In your opinion, is open *access* to free, high-quality educational opportunity sufficient, or is it necessary to *mandate* education through a certain age or level?

My initial sense is that a primary school education should be mandatory. I think young children need more directed learning to a certain developmental level. After that level is reached, exposure to open access resources and a more self-directed approach could be progressively inculcated. But I now see that’s an ideal situation and does not take into account the all the complex arguments from others in the course about capacity and right to refuse.

The post about the Italian clergy who believed practical education was a precursor for religious education makes me think about the $100 laptop program that aims to provide computational and maybe Web access to certain developing regions.

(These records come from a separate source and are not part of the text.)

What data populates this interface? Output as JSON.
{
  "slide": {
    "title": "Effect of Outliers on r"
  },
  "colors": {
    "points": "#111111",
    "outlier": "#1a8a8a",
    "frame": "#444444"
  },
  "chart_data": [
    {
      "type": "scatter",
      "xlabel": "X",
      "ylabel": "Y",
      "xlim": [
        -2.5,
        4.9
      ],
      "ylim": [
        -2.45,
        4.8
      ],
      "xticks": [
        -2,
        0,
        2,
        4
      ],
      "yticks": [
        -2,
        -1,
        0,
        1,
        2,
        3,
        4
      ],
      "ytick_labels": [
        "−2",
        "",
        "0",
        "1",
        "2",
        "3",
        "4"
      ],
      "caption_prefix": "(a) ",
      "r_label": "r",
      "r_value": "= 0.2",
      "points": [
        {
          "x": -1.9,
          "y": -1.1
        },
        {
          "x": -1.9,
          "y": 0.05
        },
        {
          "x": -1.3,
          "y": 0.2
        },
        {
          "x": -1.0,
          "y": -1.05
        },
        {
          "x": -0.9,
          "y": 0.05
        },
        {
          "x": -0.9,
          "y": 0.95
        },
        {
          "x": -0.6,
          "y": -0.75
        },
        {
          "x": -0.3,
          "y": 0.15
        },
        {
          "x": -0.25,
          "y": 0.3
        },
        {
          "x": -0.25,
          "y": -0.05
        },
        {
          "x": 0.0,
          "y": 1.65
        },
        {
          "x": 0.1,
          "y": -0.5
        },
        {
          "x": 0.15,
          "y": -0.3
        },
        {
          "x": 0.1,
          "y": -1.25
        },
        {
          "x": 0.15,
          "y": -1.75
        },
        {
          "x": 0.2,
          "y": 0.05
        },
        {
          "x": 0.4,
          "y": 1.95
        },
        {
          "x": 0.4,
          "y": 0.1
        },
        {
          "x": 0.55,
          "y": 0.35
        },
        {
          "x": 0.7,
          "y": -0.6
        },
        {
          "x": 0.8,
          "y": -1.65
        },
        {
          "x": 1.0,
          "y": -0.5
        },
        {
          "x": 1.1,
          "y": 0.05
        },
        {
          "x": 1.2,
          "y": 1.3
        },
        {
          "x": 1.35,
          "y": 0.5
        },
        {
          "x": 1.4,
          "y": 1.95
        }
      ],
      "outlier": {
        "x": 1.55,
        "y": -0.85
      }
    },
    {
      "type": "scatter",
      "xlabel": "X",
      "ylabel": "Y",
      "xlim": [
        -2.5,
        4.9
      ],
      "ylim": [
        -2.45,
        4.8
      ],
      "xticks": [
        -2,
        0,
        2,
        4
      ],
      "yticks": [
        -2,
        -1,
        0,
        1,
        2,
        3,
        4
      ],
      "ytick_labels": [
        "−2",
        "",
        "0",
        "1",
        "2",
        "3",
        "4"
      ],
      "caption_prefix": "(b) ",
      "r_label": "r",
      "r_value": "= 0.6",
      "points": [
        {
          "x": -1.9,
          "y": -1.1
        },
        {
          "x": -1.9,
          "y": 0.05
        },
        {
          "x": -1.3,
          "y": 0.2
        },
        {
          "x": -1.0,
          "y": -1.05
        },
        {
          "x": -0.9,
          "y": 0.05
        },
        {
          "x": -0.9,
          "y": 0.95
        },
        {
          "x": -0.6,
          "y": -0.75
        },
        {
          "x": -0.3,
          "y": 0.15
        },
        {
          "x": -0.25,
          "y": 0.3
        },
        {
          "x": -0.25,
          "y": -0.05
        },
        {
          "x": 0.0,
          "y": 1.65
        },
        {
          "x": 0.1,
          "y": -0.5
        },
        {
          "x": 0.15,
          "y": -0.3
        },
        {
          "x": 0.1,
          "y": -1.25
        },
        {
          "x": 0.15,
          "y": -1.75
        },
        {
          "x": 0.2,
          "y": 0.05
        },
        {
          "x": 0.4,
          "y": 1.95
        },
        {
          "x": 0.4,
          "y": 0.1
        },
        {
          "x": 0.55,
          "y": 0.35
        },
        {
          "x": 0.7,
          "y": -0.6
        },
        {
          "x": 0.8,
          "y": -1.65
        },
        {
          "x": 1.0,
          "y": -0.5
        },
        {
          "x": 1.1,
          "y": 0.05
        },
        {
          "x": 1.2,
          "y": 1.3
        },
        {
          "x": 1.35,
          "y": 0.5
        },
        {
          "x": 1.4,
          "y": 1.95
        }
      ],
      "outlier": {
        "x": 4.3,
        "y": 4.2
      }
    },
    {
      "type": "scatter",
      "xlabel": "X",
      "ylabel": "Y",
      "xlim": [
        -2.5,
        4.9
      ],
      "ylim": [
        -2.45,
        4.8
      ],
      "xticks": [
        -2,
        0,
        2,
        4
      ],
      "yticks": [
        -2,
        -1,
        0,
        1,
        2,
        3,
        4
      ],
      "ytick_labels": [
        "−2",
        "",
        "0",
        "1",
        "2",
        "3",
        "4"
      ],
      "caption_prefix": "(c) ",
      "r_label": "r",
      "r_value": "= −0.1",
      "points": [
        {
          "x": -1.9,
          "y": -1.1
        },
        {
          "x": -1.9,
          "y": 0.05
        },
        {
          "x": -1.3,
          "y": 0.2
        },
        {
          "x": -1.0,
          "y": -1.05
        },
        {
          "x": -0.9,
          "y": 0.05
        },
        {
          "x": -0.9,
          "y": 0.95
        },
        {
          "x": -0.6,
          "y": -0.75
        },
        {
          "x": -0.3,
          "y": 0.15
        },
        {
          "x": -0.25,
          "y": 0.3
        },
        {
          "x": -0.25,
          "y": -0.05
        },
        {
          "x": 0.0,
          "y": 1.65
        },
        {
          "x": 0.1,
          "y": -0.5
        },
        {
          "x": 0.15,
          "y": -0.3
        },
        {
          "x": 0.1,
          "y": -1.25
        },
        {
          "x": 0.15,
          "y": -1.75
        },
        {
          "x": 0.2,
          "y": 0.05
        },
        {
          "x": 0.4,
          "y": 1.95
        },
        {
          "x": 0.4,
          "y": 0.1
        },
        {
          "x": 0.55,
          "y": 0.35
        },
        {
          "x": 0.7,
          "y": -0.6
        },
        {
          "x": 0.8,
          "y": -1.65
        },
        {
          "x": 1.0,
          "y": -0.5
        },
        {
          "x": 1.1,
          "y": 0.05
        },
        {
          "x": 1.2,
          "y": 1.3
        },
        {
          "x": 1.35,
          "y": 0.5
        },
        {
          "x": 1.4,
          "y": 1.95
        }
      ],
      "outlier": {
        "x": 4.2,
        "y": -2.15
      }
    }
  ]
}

Perhaps simple access to information via the Web, or a right to Web access. is a sufficient precursor for a kind of self-education that could build capacity , or at least leverage it.

There is good evidence in Tomasevski article that support for a primary education is the proper strategy. I think this approach could work well with a well-developed Open Ed system that can more effectively fill in the secondary and tertiary educational needs — both pedagogically and economically. But if there is one thing that I learned as an Anthropologist it’s that this strategy will likely NOT apply to all countries / cultures the same.